Grilled Honey-Chipotle Salmon Foil Packets

Ingredients

  • 4 tbsp.butter, melted
  • 2 tbsp.honey
  • 1tbsp. chipotle chili powder or regular chili powder
  • 3 cloves garlic, minced
  • Kosher salt
  • 4 (6-oz.) skin-on salmon filets
  • 1 medium zucchini, chopped
  • 1 summer squash, chopped
  • 1small red onion, chopped
  • 1/4 c. packed basil leaves, torn
  • Lime wedges, for serving

Directions

  1. Heat grill to medium-high.
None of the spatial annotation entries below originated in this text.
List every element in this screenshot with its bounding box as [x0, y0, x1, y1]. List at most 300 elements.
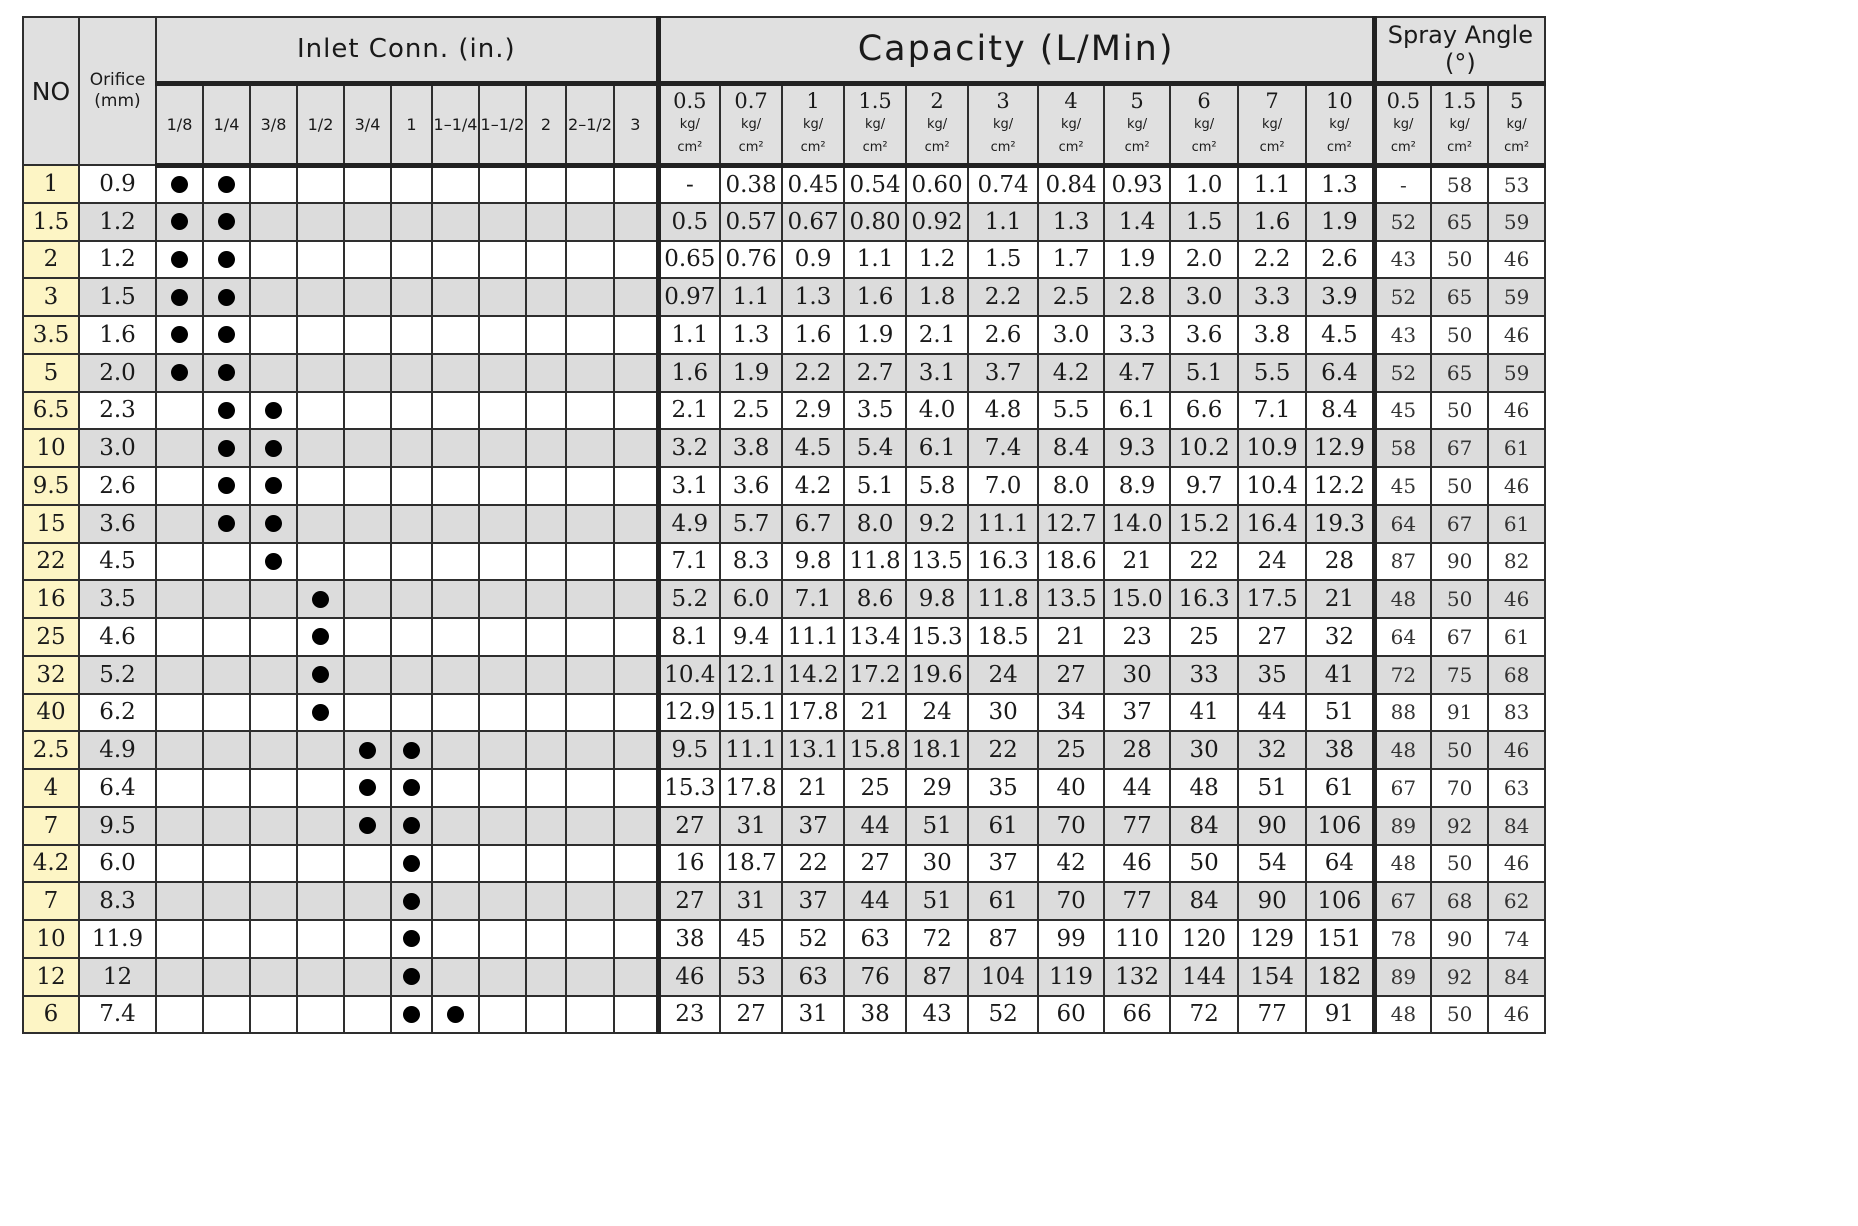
spray-angle-group-header: Spray Angle (°): [1374, 17, 1545, 83]
available-dot-icon: [171, 176, 188, 193]
inlet-conn-cell: [432, 807, 479, 845]
capacity-cell: 90: [1238, 882, 1306, 920]
inlet-conn-cell: [297, 882, 344, 920]
nozzle-no-cell: 10: [23, 920, 79, 958]
inlet-conn-cell: [479, 807, 526, 845]
capacity-cell: 8.4: [1038, 429, 1104, 467]
inlet-conn-cell: [297, 580, 344, 618]
inlet-conn-cell: [156, 882, 203, 920]
inlet-size-header: 1/2: [297, 83, 344, 165]
available-dot-icon: [312, 704, 329, 721]
inlet-conn-cell: [250, 731, 297, 769]
pressure-header: [1038, 83, 1104, 165]
spray-angle-cell: 63: [1488, 769, 1545, 807]
spray-angle-cell: 78: [1374, 920, 1431, 958]
capacity-cell: 1.1: [844, 241, 906, 279]
available-dot-icon: [171, 364, 188, 381]
inlet-conn-cell: [479, 505, 526, 543]
capacity-cell: 13.5: [906, 543, 968, 581]
table-body: [23, 165, 1545, 1033]
inlet-conn-cell: [614, 807, 658, 845]
capacity-cell: 50: [1170, 845, 1238, 883]
capacity-cell: 1.2: [906, 241, 968, 279]
inlet-conn-cell: [432, 241, 479, 279]
inlet-conn-cell: [432, 165, 479, 203]
inlet-conn-cell: [250, 392, 297, 430]
inlet-conn-cell: [250, 278, 297, 316]
capacity-cell: 31: [720, 807, 782, 845]
inlet-conn-cell: [614, 543, 658, 581]
capacity-cell: 104: [968, 958, 1038, 996]
inlet-conn-cell: [432, 316, 479, 354]
capacity-cell: 12.9: [1306, 429, 1374, 467]
spray-angle-cell: 58: [1374, 429, 1431, 467]
pressure-value: 2: [930, 88, 944, 113]
orifice-cell: 4.6: [79, 618, 156, 656]
inlet-size-header: 1/4: [203, 83, 250, 165]
pressure-value: 4: [1064, 88, 1078, 113]
spray-angle-cell: -: [1374, 165, 1431, 203]
capacity-cell: 18.1: [906, 731, 968, 769]
capacity-cell: 4.0: [906, 392, 968, 430]
spray-angle-cell: 46: [1488, 467, 1545, 505]
inlet-conn-cell: [432, 580, 479, 618]
capacity-cell: 72: [1170, 996, 1238, 1034]
pressure-value: 1.5: [858, 88, 892, 113]
orifice-cell: 1.6: [79, 316, 156, 354]
inlet-conn-cell: [250, 996, 297, 1034]
inlet-conn-cell: [526, 241, 566, 279]
inlet-conn-cell: [526, 392, 566, 430]
capacity-cell: 5.1: [844, 467, 906, 505]
inlet-conn-cell: [156, 505, 203, 543]
available-dot-icon: [218, 289, 235, 306]
capacity-cell: 12.9: [658, 694, 720, 732]
capacity-cell: 61: [1306, 769, 1374, 807]
spray-angle-cell: 50: [1431, 845, 1488, 883]
spray-angle-cell: 92: [1431, 807, 1488, 845]
capacity-cell: 2.6: [1306, 241, 1374, 279]
capacity-cell: 7.1: [782, 580, 844, 618]
inlet-conn-cell: [250, 505, 297, 543]
table-row: [23, 165, 1545, 203]
spray-angle-cell: 61: [1488, 429, 1545, 467]
capacity-cell: 5.4: [844, 429, 906, 467]
pressure-header: [968, 83, 1038, 165]
capacity-cell: 0.84: [1038, 165, 1104, 203]
capacity-cell: 11.1: [720, 731, 782, 769]
available-dot-icon: [218, 364, 235, 381]
spray-angle-cell: 67: [1374, 882, 1431, 920]
table-row: [23, 429, 1545, 467]
capacity-cell: 2.1: [658, 392, 720, 430]
inlet-conn-cell: [250, 467, 297, 505]
inlet-conn-cell: [432, 882, 479, 920]
capacity-cell: 12.1: [720, 656, 782, 694]
inlet-conn-cell: [526, 316, 566, 354]
capacity-cell: 77: [1104, 882, 1170, 920]
available-dot-icon: [171, 289, 188, 306]
capacity-cell: 3.0: [1170, 278, 1238, 316]
inlet-conn-cell: [566, 165, 614, 203]
capacity-cell: 3.2: [658, 429, 720, 467]
capacity-cell: 30: [906, 845, 968, 883]
inlet-conn-cell: [344, 392, 391, 430]
orifice-cell: 2.6: [79, 467, 156, 505]
inlet-conn-cell: [344, 543, 391, 581]
capacity-cell: 22: [782, 845, 844, 883]
inlet-conn-cell: [156, 580, 203, 618]
capacity-cell: 27: [658, 882, 720, 920]
table-row: [23, 580, 1545, 618]
spray-angle-cell: 87: [1374, 543, 1431, 581]
capacity-cell: 31: [782, 996, 844, 1034]
capacity-cell: 61: [968, 882, 1038, 920]
pressure-value: 7: [1265, 88, 1279, 113]
spray-angle-cell: 83: [1488, 694, 1545, 732]
inlet-conn-cell: [203, 429, 250, 467]
inlet-conn-cell: [391, 920, 432, 958]
inlet-conn-cell: [344, 958, 391, 996]
inlet-conn-cell: [391, 958, 432, 996]
capacity-cell: 12.7: [1038, 505, 1104, 543]
inlet-conn-cell: [297, 165, 344, 203]
inlet-conn-cell: [344, 769, 391, 807]
nozzle-no-cell: 2: [23, 241, 79, 279]
nozzle-no-cell: 6: [23, 996, 79, 1034]
capacity-cell: 0.80: [844, 203, 906, 241]
table-row: [23, 618, 1545, 656]
capacity-cell: 3.9: [1306, 278, 1374, 316]
inlet-conn-cell: [614, 882, 658, 920]
capacity-cell: 34: [1038, 694, 1104, 732]
inlet-conn-cell: [614, 731, 658, 769]
inlet-conn-cell: [479, 429, 526, 467]
nozzle-no-cell: 5: [23, 354, 79, 392]
capacity-cell: 14.0: [1104, 505, 1170, 543]
inlet-size-header: 3/4: [344, 83, 391, 165]
capacity-cell: 4.2: [782, 467, 844, 505]
inlet-conn-cell: [297, 543, 344, 581]
capacity-cell: 28: [1306, 543, 1374, 581]
spray-angle-cell: 45: [1374, 392, 1431, 430]
available-dot-icon: [218, 176, 235, 193]
inlet-conn-cell: [526, 429, 566, 467]
capacity-cell: 106: [1306, 882, 1374, 920]
orifice-cell: 8.3: [79, 882, 156, 920]
spray-angle-cell: 50: [1431, 392, 1488, 430]
inlet-conn-cell: [156, 278, 203, 316]
inlet-conn-cell: [203, 694, 250, 732]
inlet-conn-cell: [203, 618, 250, 656]
capacity-cell: 5.7: [720, 505, 782, 543]
inlet-size-header: 2–1/2: [566, 83, 614, 165]
available-dot-icon: [171, 251, 188, 268]
inlet-conn-cell: [479, 467, 526, 505]
capacity-cell: 2.6: [968, 316, 1038, 354]
inlet-size-header: 3/8: [250, 83, 297, 165]
capacity-cell: 0.9: [782, 241, 844, 279]
capacity-cell: 77: [1104, 807, 1170, 845]
available-dot-icon: [218, 477, 235, 494]
inlet-size-header: 1/8: [156, 83, 203, 165]
pressure-unit: kg/ cm²: [1504, 116, 1530, 155]
inlet-conn-cell: [566, 618, 614, 656]
inlet-size-header: 1: [391, 83, 432, 165]
capacity-cell: 2.5: [720, 392, 782, 430]
capacity-cell: 0.74: [968, 165, 1038, 203]
capacity-cell: 8.1: [658, 618, 720, 656]
inlet-conn-cell: [566, 769, 614, 807]
pressure-value: 5: [1130, 88, 1144, 113]
inlet-conn-cell: [203, 807, 250, 845]
capacity-cell: 43: [906, 996, 968, 1034]
inlet-conn-cell: [566, 203, 614, 241]
inlet-conn-cell: [432, 618, 479, 656]
capacity-cell: 29: [906, 769, 968, 807]
spray-angle-cell: 89: [1374, 807, 1431, 845]
orifice-cell: 6.0: [79, 845, 156, 883]
inlet-conn-cell: [203, 769, 250, 807]
capacity-cell: 35: [1238, 656, 1306, 694]
inlet-conn-cell: [297, 656, 344, 694]
spray-angle-cell: 90: [1431, 920, 1488, 958]
available-dot-icon: [171, 213, 188, 230]
available-dot-icon: [218, 326, 235, 343]
table-row: [23, 467, 1545, 505]
capacity-cell: 8.6: [844, 580, 906, 618]
nozzle-no-cell: 1.5: [23, 203, 79, 241]
inlet-conn-cell: [526, 769, 566, 807]
capacity-cell: 32: [1306, 618, 1374, 656]
inlet-conn-cell: [344, 505, 391, 543]
inlet-conn-cell: [391, 241, 432, 279]
capacity-cell: 16: [658, 845, 720, 883]
capacity-cell: 30: [1170, 731, 1238, 769]
pressure-unit: kg/ cm²: [1326, 116, 1352, 155]
inlet-conn-cell: [203, 920, 250, 958]
capacity-cell: 10.2: [1170, 429, 1238, 467]
spray-angle-cell: 59: [1488, 354, 1545, 392]
inlet-conn-cell: [297, 429, 344, 467]
capacity-cell: 9.8: [906, 580, 968, 618]
capacity-cell: 132: [1104, 958, 1170, 996]
capacity-cell: 6.6: [1170, 392, 1238, 430]
inlet-conn-cell: [432, 354, 479, 392]
orifice-cell: 4.5: [79, 543, 156, 581]
spray-angle-cell: 67: [1374, 769, 1431, 807]
nozzle-no-cell: 2.5: [23, 731, 79, 769]
capacity-cell: 3.3: [1238, 278, 1306, 316]
inlet-conn-cell: [614, 845, 658, 883]
available-dot-icon: [447, 1006, 464, 1023]
capacity-cell: -: [658, 165, 720, 203]
pressure-header: [1488, 83, 1545, 165]
inlet-conn-cell: [614, 316, 658, 354]
spray-angle-cell: 53: [1488, 165, 1545, 203]
capacity-cell: 4.8: [968, 392, 1038, 430]
inlet-conn-cell: [526, 618, 566, 656]
inlet-conn-cell: [614, 203, 658, 241]
inlet-conn-cell: [156, 996, 203, 1034]
capacity-cell: 6.7: [782, 505, 844, 543]
capacity-cell: 27: [844, 845, 906, 883]
inlet-conn-cell: [614, 505, 658, 543]
capacity-cell: 17.8: [720, 769, 782, 807]
available-dot-icon: [218, 213, 235, 230]
capacity-cell: 1.1: [968, 203, 1038, 241]
capacity-cell: 30: [1104, 656, 1170, 694]
inlet-conn-cell: [566, 996, 614, 1034]
spray-angle-cell: 58: [1431, 165, 1488, 203]
orifice-cell: 3.5: [79, 580, 156, 618]
pressure-unit: kg/ cm²: [800, 116, 826, 155]
nozzle-no-cell: 4: [23, 769, 79, 807]
capacity-cell: 63: [782, 958, 844, 996]
capacity-cell: 51: [1306, 694, 1374, 732]
capacity-cell: 120: [1170, 920, 1238, 958]
pressure-value: 5: [1509, 88, 1524, 113]
inlet-conn-cell: [250, 316, 297, 354]
capacity-cell: 7.0: [968, 467, 1038, 505]
capacity-cell: 15.3: [658, 769, 720, 807]
nozzle-no-cell: 4.2: [23, 845, 79, 883]
capacity-cell: 21: [1306, 580, 1374, 618]
spray-angle-cell: 88: [1374, 694, 1431, 732]
capacity-cell: 16.4: [1238, 505, 1306, 543]
inlet-conn-cell: [250, 694, 297, 732]
capacity-cell: 35: [968, 769, 1038, 807]
inlet-conn-cell: [156, 203, 203, 241]
capacity-cell: 53: [720, 958, 782, 996]
capacity-cell: 17.8: [782, 694, 844, 732]
pressure-unit: kg/ cm²: [1191, 116, 1217, 155]
spray-angle-cell: 48: [1374, 845, 1431, 883]
inlet-conn-cell: [156, 429, 203, 467]
capacity-cell: 2.1: [906, 316, 968, 354]
inlet-conn-cell: [203, 845, 250, 883]
capacity-cell: 1.9: [1104, 241, 1170, 279]
capacity-cell: 8.9: [1104, 467, 1170, 505]
capacity-cell: 15.1: [720, 694, 782, 732]
inlet-conn-cell: [203, 543, 250, 581]
inlet-conn-cell: [344, 618, 391, 656]
capacity-cell: 0.76: [720, 241, 782, 279]
inlet-conn-cell: [156, 845, 203, 883]
inlet-conn-cell: [250, 580, 297, 618]
inlet-conn-cell: [526, 278, 566, 316]
capacity-cell: 9.5: [658, 731, 720, 769]
orifice-cell: 9.5: [79, 807, 156, 845]
available-dot-icon: [312, 628, 329, 645]
inlet-conn-cell: [203, 278, 250, 316]
capacity-cell: 76: [844, 958, 906, 996]
inlet-conn-cell: [156, 618, 203, 656]
spray-angle-cell: 70: [1431, 769, 1488, 807]
inlet-conn-cell: [432, 505, 479, 543]
inlet-conn-cell: [391, 769, 432, 807]
inlet-conn-cell: [614, 656, 658, 694]
spray-angle-cell: 52: [1374, 203, 1431, 241]
inlet-conn-cell: [297, 845, 344, 883]
spray-angle-cell: 65: [1431, 354, 1488, 392]
inlet-conn-cell: [156, 920, 203, 958]
inlet-conn-cell: [614, 467, 658, 505]
inlet-conn-cell: [614, 429, 658, 467]
inlet-conn-cell: [344, 845, 391, 883]
available-dot-icon: [265, 477, 282, 494]
table-row: [23, 731, 1545, 769]
pressure-value: 0.7: [734, 88, 768, 113]
spray-angle-cell: 62: [1488, 882, 1545, 920]
capacity-cell: 46: [1104, 845, 1170, 883]
capacity-cell: 33: [1170, 656, 1238, 694]
spray-angle-cell: 91: [1431, 694, 1488, 732]
inlet-conn-cell: [566, 505, 614, 543]
capacity-cell: 1.7: [1038, 241, 1104, 279]
capacity-cell: 1.3: [720, 316, 782, 354]
orifice-cell: 3.0: [79, 429, 156, 467]
capacity-cell: 1.0: [1170, 165, 1238, 203]
capacity-cell: 4.7: [1104, 354, 1170, 392]
capacity-cell: 21: [844, 694, 906, 732]
orifice-cell: 12: [79, 958, 156, 996]
capacity-cell: 15.3: [906, 618, 968, 656]
capacity-cell: 2.2: [782, 354, 844, 392]
spray-angle-cell: 89: [1374, 958, 1431, 996]
spray-angle-cell: 46: [1488, 241, 1545, 279]
available-dot-icon: [403, 893, 420, 910]
inlet-conn-cell: [432, 694, 479, 732]
inlet-conn-cell: [479, 694, 526, 732]
capacity-cell: 4.5: [1306, 316, 1374, 354]
capacity-cell: 3.1: [658, 467, 720, 505]
capacity-cell: 70: [1038, 807, 1104, 845]
inlet-conn-cell: [391, 656, 432, 694]
spray-angle-cell: 61: [1488, 618, 1545, 656]
capacity-cell: 8.0: [844, 505, 906, 543]
inlet-conn-cell: [479, 958, 526, 996]
capacity-cell: 37: [1104, 694, 1170, 732]
inlet-conn-cell: [432, 543, 479, 581]
inlet-conn-cell: [614, 996, 658, 1034]
capacity-cell: 4.5: [782, 429, 844, 467]
inlet-conn-cell: [250, 165, 297, 203]
capacity-cell: 13.5: [1038, 580, 1104, 618]
nozzle-no-cell: 7: [23, 807, 79, 845]
inlet-conn-cell: [614, 278, 658, 316]
capacity-cell: 25: [1038, 731, 1104, 769]
table-row: [23, 958, 1545, 996]
nozzle-no-cell: 12: [23, 958, 79, 996]
inlet-conn-cell: [479, 203, 526, 241]
inlet-conn-cell: [432, 656, 479, 694]
capacity-cell: 129: [1238, 920, 1306, 958]
table-row: [23, 278, 1545, 316]
capacity-cell: 60: [1038, 996, 1104, 1034]
nozzle-no-cell: 6.5: [23, 392, 79, 430]
capacity-cell: 44: [844, 807, 906, 845]
capacity-cell: 1.6: [782, 316, 844, 354]
orifice-cell: 1.5: [79, 278, 156, 316]
nozzle-no-cell: 15: [23, 505, 79, 543]
inlet-conn-cell: [566, 958, 614, 996]
pressure-value: 1.5: [1442, 88, 1477, 113]
nozzle-no-cell: 1: [23, 165, 79, 203]
inlet-conn-cell: [156, 694, 203, 732]
available-dot-icon: [265, 402, 282, 419]
capacity-cell: 51: [906, 882, 968, 920]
In a small bowl, whisk butter, honey, chipotle chili powder, garlic, and ½ teaspoon salt; set aside.
  2. Season both sides of salmon with ¾ teaspoon salt.
  3. In a medium bowl, toss zucchini, summer squash, and red onion with ¼ teaspoon salt.
  4. Lay four 12”-by-16” pieces of foil on a flat surface.
  5. Divide vegetable mixture between foil packets, filling up half of the center of each piece of foil. Arrange salmon next to vegetables.
  6. Drizzle salmon and vegetables with the chipotle sauce (stir to combine before using if separated), dividing evenly. Fold and seal edges of foil to create a packet.
  7. Grill, covered, until salmon is cooked through and squash is tender, rotating packets half way through, 11 to 14 minutes. Sprinkle with basil and serve with lime wedges.